Nonviolence Week, born in Youngstown, continues to grow in its stature, impact


A rapid-fire stream of alarm- ing contemporary headlines validates the truism that violence continues to careen out of control in our nation:

Violent crimes continued at a rapid clip in 2017, rising from 1,115,022 incidents in 2014 to 1,247,321 last year, the FBI reported last week.

Violent incidents in American schools increased 113 percent during the 2017-18 school year, a recent study by the Educator’s School Safety Network reported.

Hate crimes in the 10 largest cities in America increased 12 percent last year, reaching the highest level in more than a decade, according to a report from the Center for the Study of Hate and Extremism at California State University.

Sadly, many of us have become numb to such news and to disturbing trends of increasing incivility in our culture.

Others, however, refuse to accept heightened violence – often triggered by prejudice, sexism and racism – as the new normal in this country. Prime among them is a stalwart group of resilient and idealistic Youngstown young people and its burgeoning army of allied adults and community groups.

Beginning Sunday and continuing through next week, they are coalescing, standing up and being counted as the Buckeye State observes Ohio Nonviolence Week. Their movement and their message merit communitywide and statewide support and participation.

Nonviolence Week, observed each year during the first full week of October, traces its roots to the Youngstown City School District, where a model American history program evolved and grew under the expert direction of Penny Wells.

Participants in the Sojourn to the Past program make a temporary weeklong stay each spring in some of the battlegrounds of the modern American civil-rights struggle in the South. In Selma, in Montgomery, in Birmingham, in Jackson and elsewhere, they learn the historic details of some of this nation’s most evil displays of violence and racist hatred.

But they also learn how principles of peace and nonviolence from the likes of Mahatma (“Great Soul”) Gandhi and Dr. Martin Luther King Jr. overpowered the atrocities and inspired positive and enduring progress.

When the students return to Youngstown, they use those lessons to effect visible change in their community. Nonviolence Week represents the crowning and most visible achievement of that campaign. It underscores the value of peace, tolerance and understanding.

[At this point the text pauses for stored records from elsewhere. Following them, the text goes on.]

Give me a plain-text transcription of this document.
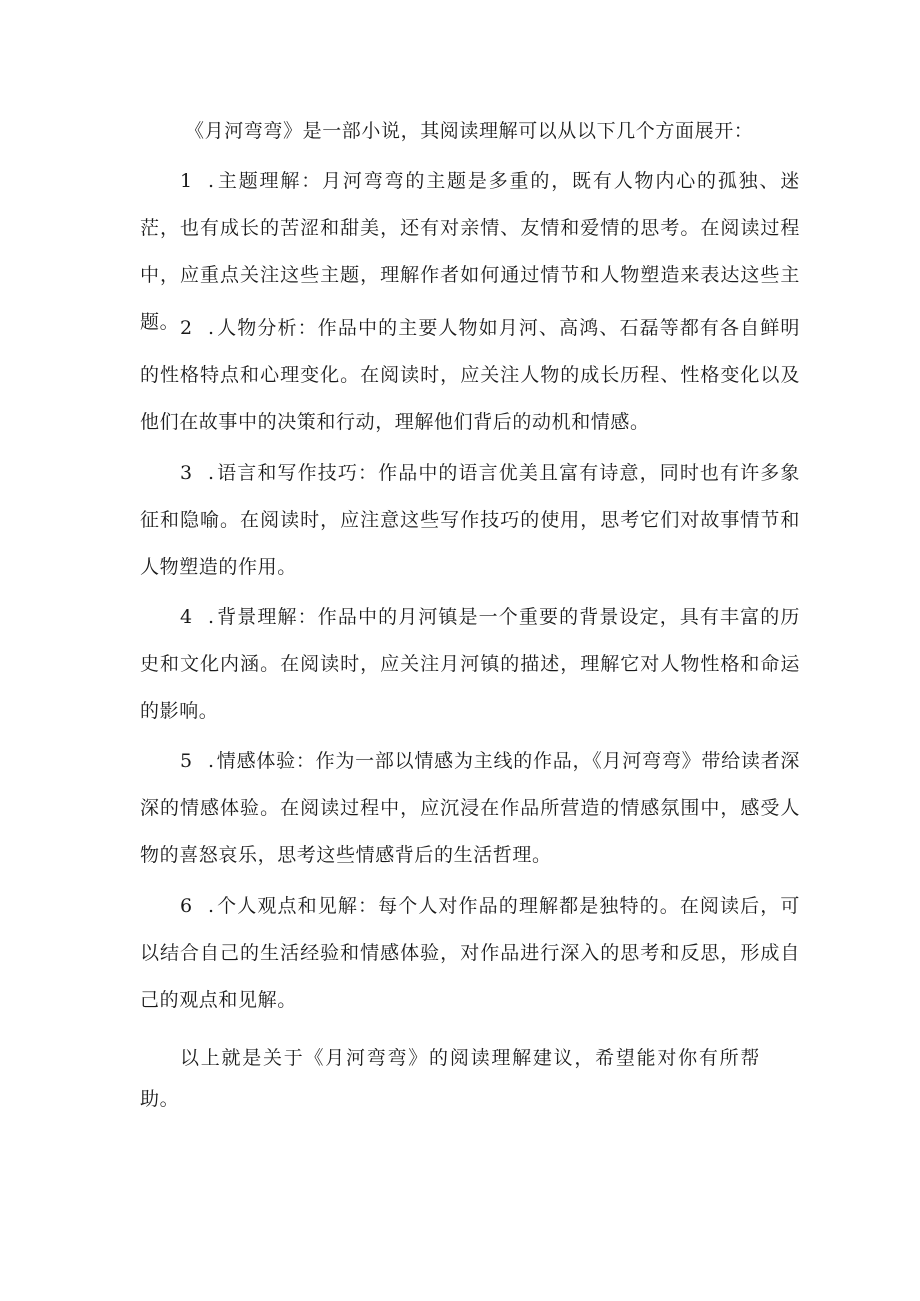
《月河弯弯》是一部小说，其阅读理解可以从以下几个方面展开：

1 . 主题理解：月河弯弯的主题是多重的，既有人物内心的孤独、迷茫，也有成长的苦涩和甜美，还有对亲情、友情和爱情的思考。在阅读过程中，应重点关注这些主题，理解作者如何通过情节和人物塑造来表达这些主题。 2 . 人物分析：作品中的主要人物如月河、高鸿、石磊等都有各自鲜明的性格特点和心理变化。在阅读时，应关注人物的成长历程、性格变化以及他们在故事中的决策和行动，理解他们背后的动机和情感。

3 . 语言和写作技巧：作品中的语言优美且富有诗意，同时也有许多象征和隐喻。在阅读时，应注意这些写作技巧的使用，思考它们对故事情节和人物塑造的作用。

4 . 背景理解：作品中的月河镇是一个重要的背景设定，具有丰富的历史和文化内涵。在阅读时，应关注月河镇的描述，理解它对人物性格和命运的影响。

5 . 情感体验：作为一部以情感为主线的作品，《月河弯弯》带给读者深深的情感体验。在阅读过程中，应沉浸在作品所营造的情感氛围中，感受人物的喜怒哀乐，思考这些情感背后的生活哲理。

6 . 个人观点和见解：每个人对作品的理解都是独特的。在阅读后，可以结合自己的生活经验和情感体验，对作品进行深入的思考和反思，形成自己的观点和见解。

以上就是关于《月河弯弯》的阅读理解建议，希望能对你有所帮助。
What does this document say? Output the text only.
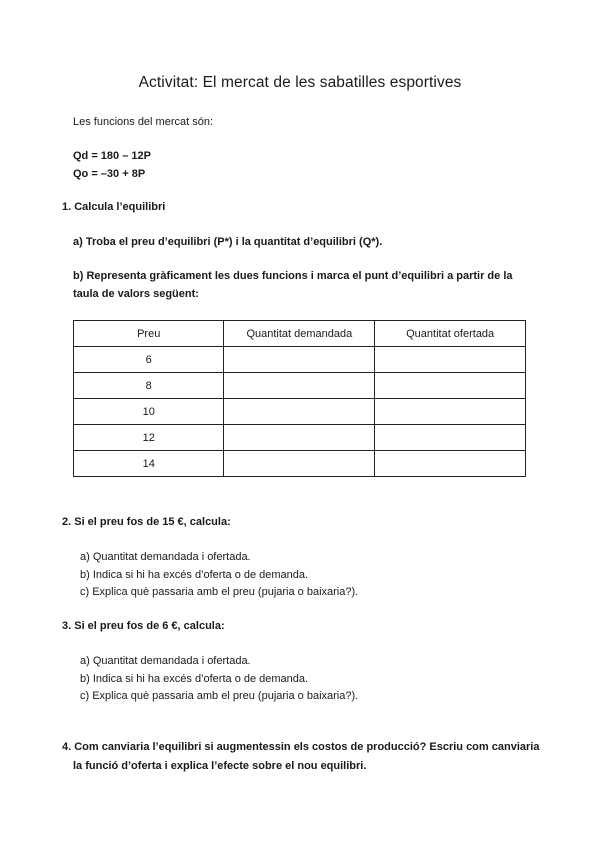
Activitat: El mercat de les sabatilles esportives
Les funcions del mercat són:
Qd = 180 – 12P
Qo = –30 + 8P
1. Calcula l’equilibri
a) Troba el preu d’equilibri (P*) i la quantitat d’equilibri (Q*).
b) Representa gràficament les dues funcions i marca el punt d’equilibri a partir de la
taula de valors següent:
Preu	Quantitat demandada	Quantitat ofertada
6		
8		
10		
12		
14		
2. Si el preu fos de 15 €, calcula:
a) Quantitat demandada i ofertada.
b) Indica si hi ha excés d’oferta o de demanda.
c) Explica què passaria amb el preu (pujaria o baixaria?).
3. Si el preu fos de 6 €, calcula:
a) Quantitat demandada i ofertada.
b) Indica si hi ha excés d’oferta o de demanda.
c) Explica què passaria amb el preu (pujaria o baixaria?).
4. Com canviaria l’equilibri si augmentessin els costos de producció? Escriu com canviaria
la funció d’oferta i explica l’efecte sobre el nou equilibri.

Five years ago, the students of Sojourn successfully lobbied the state Legislature to make it an official statewide observance. Their work is now cemented in Ohio law. The observance has only matured and grown in scope, impact and respect every year since.

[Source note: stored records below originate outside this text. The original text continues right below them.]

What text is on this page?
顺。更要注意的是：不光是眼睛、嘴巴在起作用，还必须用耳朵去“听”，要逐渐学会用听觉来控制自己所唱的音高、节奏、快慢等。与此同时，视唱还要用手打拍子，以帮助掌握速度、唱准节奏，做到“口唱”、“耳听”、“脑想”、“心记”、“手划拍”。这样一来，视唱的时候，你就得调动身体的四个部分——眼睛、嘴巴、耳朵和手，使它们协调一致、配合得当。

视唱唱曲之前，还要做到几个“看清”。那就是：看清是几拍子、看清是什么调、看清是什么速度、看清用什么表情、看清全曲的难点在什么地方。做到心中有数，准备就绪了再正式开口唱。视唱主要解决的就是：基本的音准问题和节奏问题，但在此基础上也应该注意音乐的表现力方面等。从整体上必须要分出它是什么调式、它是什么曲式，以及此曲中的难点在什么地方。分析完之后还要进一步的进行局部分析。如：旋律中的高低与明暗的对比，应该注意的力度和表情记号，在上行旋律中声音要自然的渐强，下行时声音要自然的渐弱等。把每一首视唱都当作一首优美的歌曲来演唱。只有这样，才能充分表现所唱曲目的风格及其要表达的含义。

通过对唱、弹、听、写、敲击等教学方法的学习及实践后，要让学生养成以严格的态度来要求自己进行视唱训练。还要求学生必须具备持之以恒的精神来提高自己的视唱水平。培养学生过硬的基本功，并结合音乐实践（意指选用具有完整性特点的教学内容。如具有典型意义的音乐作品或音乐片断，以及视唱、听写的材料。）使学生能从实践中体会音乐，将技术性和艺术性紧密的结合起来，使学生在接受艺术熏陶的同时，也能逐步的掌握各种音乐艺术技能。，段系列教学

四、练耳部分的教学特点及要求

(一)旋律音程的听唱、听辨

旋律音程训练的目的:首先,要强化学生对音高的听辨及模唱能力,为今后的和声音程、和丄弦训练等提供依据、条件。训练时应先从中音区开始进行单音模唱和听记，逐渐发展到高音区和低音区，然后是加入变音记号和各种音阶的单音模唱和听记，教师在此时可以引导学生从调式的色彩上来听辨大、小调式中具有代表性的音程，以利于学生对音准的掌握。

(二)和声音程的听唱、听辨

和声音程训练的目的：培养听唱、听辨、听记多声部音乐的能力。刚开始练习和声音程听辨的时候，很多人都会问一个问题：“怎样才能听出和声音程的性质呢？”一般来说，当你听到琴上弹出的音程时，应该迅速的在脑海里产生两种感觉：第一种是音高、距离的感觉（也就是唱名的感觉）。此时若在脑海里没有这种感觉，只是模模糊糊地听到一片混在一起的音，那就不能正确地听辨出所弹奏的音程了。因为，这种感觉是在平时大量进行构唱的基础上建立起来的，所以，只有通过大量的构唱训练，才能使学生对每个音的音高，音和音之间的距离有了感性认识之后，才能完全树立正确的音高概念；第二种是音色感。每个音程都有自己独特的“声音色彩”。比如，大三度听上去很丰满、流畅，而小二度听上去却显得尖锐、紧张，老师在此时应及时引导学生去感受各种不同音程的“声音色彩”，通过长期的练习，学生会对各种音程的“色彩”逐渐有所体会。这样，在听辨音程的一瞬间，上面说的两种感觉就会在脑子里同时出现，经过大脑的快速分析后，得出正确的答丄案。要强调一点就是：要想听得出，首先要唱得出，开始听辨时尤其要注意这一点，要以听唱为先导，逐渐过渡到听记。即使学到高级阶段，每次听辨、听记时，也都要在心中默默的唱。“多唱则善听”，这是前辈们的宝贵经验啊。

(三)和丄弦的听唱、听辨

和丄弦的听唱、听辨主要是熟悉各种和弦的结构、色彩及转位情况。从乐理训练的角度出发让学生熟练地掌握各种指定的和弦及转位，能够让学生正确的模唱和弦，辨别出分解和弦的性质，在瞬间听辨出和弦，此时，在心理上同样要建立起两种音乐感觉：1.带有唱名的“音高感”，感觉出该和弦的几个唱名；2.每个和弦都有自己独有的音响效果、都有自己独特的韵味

NONVIOLENCE WEEK HIGHLIGHTS

This year’s Nonviolence Week is chock full of educational and engaging events. They begin 3 p.m. Sunday with the eighth annual Nonviolence Parade from Youngstown State University to Covelli Centre downtown for a rally.

Throughout the week, living legends from the golden age of the American civil-rights movement are taking part in lectures and presentations in the city. Among them are Minnijean Brown Trickey, one of the Little Rock Nine who desegregated Central High School in the Arkansas capital in 1957 amid tension, violence and raw hatred. She will be the featured attraction at the “Mingle With Minni” event Monday night at Flambeau’s restaurant on Market Street and will be this year’s national honoree at the Simeon Booker Award ceremony Tuesday night at the DeYor Center for the Performing Arts.

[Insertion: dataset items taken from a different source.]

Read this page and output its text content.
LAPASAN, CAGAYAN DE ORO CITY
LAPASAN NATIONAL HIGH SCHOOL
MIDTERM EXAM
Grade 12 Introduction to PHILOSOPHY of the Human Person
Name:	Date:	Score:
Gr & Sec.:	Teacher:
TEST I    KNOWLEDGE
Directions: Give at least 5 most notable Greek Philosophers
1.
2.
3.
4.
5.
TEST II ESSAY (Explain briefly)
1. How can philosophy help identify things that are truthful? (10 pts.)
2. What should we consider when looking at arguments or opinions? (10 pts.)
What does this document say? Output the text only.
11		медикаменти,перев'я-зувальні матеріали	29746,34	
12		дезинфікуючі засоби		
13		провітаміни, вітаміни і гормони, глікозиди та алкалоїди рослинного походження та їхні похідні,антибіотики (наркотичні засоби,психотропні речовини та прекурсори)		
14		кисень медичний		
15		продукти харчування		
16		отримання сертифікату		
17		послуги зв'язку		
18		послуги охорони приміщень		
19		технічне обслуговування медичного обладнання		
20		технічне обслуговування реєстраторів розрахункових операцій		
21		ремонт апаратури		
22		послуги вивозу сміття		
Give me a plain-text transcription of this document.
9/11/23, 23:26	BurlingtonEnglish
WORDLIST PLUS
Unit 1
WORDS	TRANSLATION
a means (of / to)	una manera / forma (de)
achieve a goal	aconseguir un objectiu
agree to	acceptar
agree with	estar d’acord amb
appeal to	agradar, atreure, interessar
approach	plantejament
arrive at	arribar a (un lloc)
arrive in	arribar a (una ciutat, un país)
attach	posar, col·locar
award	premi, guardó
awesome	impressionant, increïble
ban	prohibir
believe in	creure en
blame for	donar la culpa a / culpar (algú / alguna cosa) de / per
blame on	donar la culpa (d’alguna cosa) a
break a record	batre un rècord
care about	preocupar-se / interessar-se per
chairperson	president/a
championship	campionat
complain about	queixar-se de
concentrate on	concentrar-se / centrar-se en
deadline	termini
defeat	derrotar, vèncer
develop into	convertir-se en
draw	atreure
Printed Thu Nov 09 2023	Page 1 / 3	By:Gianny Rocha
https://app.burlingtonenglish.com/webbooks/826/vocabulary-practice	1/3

Among other events scheduled include a domestic-violence vigil Monday at First Presybterian Church, a literary night Wednesday at Barnes & Noble in Boardman and a student art reception Friday at the Students Motivated by the Arts center downtown.

Clearly, the breadth and depth of the message of nonviolence can never be echoed too loudly or too forcefully. It is particularly uplifting that Youngstown – once best known as a hotbed of mob violence, contract killings, race riots and gang-banging street wars – now can gain positive attention as the birthplace and hub of a statewide movement predicated on peace and nonviolence.

Its success, however, can only be as strong as the size and passion of the corps of foot soldiers it recruits from throughout the Mahoning Valley. That’s why we encourage residents to attend Sunday’s rally as a first step toward publicly embracing the praiseworthy principles of nonviolence and tolerance this coming week – and every week.